Perform the following steps to verify if the integration was performed successfully.

1. Run the following command to verify the KMIP server connection:

   purekmip test kmip_srvr

   Output:

   Name       URI                   Status  Details
   kmip_srvr  sit.smartkey.io:5696  OK

2. Run the following command to enable the security token:

   purearray enable security-token --kmip kmip_srvr

   Output:

   Enabled  Type  Signature                                                         Server
   True     KMIP  fb2aade21650857a11bf77d64dc14135c28692d45cabaefb241e00a49c0b9a87  kmip_srvr

   

3. Run the following command to list the security tokens:

   purearray list --security-token

   Output:

   Enabled  Status   Type  Signature                                                         Server
   True     enabled  KMIP  fb2aade21650857a11bf77d64dc14135c28692d45cabaefb241e00a49c0b9a87  kmip_srvr

4. Run the following command to test the security token integration:

   purearray test security-token

   The following is the sample output:

   Name  Uri   Status  Type  Error Message  Signature
   CT0   sit.smartkey.io:5696  OK   KMIP   77ce7612c04ba7593d24de780922f151b10bce066976ffa32bc7930e75420c55

   NOTE

   It is recommended to allow up to 30 minutes for the purearray test command to accurately reflect the configuration.

7.1 Key Control

The following scenarios show how Fortanix DSM can control Pure Storage using the RDL feature to deactivate the keys in DSM.

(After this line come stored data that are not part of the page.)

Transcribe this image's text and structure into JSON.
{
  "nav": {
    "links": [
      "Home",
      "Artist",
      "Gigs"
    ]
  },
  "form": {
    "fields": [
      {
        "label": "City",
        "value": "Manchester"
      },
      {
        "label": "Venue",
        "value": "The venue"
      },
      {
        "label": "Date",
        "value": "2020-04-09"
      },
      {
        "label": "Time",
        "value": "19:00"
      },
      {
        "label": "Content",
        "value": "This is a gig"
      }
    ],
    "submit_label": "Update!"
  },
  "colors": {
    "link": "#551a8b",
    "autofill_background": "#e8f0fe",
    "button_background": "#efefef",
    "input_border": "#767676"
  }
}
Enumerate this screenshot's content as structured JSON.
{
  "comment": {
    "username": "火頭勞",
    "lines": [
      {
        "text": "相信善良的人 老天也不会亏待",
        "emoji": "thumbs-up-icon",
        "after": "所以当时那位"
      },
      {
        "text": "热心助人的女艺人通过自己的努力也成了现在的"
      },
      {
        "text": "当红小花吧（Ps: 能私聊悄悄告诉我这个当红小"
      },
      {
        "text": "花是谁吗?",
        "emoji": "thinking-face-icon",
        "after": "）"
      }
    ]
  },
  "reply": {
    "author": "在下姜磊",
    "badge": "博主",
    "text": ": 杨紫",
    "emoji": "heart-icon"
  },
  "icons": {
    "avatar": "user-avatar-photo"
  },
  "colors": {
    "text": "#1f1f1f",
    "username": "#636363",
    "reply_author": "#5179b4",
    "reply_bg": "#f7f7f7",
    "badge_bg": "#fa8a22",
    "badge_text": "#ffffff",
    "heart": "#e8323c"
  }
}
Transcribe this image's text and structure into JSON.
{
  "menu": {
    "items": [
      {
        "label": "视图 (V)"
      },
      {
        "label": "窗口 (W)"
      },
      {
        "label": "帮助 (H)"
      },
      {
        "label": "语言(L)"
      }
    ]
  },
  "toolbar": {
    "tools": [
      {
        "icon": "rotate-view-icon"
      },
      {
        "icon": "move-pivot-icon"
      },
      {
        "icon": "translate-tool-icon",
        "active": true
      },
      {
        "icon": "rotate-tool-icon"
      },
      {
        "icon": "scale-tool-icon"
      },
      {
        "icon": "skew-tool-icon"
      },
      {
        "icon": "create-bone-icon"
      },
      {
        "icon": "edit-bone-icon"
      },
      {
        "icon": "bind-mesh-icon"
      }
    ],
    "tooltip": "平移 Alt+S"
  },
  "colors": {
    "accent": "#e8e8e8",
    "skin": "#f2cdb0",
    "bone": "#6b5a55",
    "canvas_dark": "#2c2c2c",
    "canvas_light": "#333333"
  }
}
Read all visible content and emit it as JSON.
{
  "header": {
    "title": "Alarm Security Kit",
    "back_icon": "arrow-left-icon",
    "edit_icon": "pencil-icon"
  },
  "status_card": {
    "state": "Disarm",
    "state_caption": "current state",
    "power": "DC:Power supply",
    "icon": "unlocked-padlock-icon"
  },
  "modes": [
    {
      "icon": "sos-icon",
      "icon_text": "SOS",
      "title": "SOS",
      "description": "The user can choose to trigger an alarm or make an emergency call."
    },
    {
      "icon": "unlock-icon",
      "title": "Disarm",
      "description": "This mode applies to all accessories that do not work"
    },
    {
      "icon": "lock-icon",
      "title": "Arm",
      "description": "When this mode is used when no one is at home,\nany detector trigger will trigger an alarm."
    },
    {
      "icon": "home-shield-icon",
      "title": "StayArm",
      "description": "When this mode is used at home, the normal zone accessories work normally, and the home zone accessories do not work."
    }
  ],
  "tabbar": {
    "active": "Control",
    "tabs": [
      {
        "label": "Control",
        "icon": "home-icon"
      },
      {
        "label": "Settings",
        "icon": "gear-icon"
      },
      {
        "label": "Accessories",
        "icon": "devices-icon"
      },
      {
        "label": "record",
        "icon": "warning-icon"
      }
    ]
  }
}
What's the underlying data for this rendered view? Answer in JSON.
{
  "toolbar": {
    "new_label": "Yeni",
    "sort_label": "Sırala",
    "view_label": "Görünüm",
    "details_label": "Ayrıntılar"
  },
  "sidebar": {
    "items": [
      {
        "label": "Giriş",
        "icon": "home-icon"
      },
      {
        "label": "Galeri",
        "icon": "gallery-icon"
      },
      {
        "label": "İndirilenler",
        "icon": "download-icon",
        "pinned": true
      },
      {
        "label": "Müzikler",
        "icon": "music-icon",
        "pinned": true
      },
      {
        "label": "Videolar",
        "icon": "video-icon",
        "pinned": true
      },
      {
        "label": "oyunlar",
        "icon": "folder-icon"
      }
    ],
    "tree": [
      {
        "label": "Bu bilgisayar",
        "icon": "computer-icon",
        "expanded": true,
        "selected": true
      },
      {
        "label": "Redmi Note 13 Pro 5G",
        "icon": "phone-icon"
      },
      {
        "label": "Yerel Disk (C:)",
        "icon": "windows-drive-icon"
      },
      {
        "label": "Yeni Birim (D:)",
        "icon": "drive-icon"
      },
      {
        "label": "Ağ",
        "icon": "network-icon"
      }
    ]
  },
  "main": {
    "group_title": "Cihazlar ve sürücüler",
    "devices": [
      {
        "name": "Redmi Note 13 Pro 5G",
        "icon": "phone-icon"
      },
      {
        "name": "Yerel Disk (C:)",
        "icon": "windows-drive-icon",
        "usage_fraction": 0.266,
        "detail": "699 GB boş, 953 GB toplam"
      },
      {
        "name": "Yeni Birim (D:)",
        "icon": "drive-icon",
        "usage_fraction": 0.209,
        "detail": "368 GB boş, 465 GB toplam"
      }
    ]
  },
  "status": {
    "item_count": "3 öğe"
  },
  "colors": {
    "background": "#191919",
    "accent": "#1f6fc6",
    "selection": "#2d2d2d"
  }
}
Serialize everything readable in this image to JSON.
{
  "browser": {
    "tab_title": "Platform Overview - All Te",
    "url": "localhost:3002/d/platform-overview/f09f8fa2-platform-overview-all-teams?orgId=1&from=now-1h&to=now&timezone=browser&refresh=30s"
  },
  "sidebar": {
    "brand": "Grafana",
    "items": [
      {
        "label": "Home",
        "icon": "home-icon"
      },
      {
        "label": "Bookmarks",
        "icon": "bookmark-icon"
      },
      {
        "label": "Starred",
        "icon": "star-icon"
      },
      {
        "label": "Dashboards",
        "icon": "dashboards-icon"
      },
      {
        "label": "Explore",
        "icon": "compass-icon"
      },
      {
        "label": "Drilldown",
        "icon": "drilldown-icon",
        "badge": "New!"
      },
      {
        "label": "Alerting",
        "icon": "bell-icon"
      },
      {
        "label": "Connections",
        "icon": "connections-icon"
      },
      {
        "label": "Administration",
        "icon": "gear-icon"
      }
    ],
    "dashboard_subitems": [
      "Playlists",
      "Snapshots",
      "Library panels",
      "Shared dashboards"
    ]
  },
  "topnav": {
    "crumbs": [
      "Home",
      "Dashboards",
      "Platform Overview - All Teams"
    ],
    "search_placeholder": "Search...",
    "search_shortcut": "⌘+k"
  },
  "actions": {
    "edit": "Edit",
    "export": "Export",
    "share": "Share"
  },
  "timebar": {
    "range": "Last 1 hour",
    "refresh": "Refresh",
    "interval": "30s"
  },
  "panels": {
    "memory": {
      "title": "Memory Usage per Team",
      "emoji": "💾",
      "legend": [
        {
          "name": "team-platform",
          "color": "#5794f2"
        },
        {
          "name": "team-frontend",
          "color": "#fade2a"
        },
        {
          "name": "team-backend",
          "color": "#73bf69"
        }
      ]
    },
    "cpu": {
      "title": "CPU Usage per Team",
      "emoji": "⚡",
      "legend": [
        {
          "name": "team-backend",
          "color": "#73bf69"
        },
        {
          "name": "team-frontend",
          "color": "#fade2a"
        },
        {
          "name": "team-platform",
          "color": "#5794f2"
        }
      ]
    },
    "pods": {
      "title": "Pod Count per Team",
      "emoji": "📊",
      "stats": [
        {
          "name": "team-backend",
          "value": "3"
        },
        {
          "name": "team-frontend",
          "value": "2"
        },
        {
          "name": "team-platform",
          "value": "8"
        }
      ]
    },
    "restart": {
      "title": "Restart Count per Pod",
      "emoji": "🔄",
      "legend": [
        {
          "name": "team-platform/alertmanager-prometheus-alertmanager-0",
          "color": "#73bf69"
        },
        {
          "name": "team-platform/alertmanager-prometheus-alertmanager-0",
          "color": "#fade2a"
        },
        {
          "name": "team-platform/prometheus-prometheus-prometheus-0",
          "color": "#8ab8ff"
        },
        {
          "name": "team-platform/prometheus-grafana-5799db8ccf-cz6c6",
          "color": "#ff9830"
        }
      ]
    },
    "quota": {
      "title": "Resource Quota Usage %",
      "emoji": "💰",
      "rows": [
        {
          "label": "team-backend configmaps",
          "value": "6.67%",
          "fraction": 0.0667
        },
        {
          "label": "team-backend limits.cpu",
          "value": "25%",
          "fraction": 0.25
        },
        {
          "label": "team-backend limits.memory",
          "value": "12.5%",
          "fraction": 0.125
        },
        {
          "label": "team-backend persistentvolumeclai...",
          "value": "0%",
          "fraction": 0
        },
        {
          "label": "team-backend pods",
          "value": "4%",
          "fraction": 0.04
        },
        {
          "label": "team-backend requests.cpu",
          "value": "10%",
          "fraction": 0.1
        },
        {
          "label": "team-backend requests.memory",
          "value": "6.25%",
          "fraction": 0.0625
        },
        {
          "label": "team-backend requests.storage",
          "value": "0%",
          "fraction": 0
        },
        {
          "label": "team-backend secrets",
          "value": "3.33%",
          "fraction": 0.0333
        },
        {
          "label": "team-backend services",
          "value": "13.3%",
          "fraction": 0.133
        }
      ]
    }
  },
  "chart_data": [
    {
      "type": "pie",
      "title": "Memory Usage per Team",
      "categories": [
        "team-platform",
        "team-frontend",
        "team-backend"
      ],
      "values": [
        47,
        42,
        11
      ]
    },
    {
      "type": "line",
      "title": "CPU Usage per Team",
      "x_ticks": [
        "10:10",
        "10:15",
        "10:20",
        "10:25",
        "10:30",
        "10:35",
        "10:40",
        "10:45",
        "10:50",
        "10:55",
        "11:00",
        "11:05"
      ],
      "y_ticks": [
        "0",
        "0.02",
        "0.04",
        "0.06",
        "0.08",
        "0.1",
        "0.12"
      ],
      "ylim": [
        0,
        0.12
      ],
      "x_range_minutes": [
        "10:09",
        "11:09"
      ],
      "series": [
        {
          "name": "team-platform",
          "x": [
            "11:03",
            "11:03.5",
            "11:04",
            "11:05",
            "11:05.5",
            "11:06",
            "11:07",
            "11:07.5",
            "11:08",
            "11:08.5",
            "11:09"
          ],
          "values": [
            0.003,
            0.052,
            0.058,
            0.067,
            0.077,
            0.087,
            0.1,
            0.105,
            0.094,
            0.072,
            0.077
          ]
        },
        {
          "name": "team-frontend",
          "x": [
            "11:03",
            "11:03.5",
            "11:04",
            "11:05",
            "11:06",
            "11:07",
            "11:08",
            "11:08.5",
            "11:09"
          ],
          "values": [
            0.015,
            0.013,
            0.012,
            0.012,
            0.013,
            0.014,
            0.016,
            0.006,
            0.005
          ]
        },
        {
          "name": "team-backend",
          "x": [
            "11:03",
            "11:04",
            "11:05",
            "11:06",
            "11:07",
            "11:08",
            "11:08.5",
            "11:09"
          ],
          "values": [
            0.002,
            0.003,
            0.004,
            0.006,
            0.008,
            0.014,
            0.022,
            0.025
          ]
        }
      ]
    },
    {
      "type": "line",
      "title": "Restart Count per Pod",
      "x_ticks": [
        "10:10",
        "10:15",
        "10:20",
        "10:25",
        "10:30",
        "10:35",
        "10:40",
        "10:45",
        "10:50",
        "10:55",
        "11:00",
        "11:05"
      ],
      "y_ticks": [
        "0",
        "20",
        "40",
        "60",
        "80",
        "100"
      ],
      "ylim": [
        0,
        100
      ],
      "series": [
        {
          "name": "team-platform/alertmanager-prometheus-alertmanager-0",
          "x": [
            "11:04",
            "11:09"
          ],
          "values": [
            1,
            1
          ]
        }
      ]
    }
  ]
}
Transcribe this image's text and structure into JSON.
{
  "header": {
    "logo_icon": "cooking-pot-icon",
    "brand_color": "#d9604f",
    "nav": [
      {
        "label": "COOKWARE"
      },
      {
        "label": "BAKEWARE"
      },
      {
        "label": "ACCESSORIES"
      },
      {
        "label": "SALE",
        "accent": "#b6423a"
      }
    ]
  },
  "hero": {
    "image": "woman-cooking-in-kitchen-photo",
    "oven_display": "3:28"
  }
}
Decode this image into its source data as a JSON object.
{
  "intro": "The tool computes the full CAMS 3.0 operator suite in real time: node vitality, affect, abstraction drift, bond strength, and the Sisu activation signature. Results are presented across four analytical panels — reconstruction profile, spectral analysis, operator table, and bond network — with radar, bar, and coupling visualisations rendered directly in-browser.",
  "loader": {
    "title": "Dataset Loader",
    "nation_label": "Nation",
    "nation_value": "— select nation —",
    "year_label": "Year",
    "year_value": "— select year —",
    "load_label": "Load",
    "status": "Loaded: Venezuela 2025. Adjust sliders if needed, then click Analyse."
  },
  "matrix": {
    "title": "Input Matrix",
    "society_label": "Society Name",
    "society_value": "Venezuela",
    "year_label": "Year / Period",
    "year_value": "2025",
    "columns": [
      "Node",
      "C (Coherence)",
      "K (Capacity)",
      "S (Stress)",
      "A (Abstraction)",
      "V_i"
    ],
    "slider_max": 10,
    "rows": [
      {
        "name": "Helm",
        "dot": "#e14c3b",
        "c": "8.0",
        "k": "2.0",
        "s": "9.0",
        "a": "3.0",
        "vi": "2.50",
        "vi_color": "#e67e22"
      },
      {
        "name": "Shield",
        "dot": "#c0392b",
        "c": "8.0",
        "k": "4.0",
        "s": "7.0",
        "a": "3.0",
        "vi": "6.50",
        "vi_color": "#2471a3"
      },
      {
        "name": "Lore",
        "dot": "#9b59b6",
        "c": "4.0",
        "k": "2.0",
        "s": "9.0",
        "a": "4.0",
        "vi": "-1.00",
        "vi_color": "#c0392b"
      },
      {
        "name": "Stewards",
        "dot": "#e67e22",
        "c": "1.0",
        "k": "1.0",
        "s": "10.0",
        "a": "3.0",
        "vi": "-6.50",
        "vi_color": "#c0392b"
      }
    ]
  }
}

1. Deactivate the key in Fortanix DSM as shown below.  

   

2. Go to the Pure Storage console and notice the following message when you click the RDL section.  

   

   This shows that after the key is deactivated in Fortanix DSM, you will not be able to perform any operation as Pure Storage will not be able to find the matching key and will result in a key mismatch error as shown in Figure 6 above.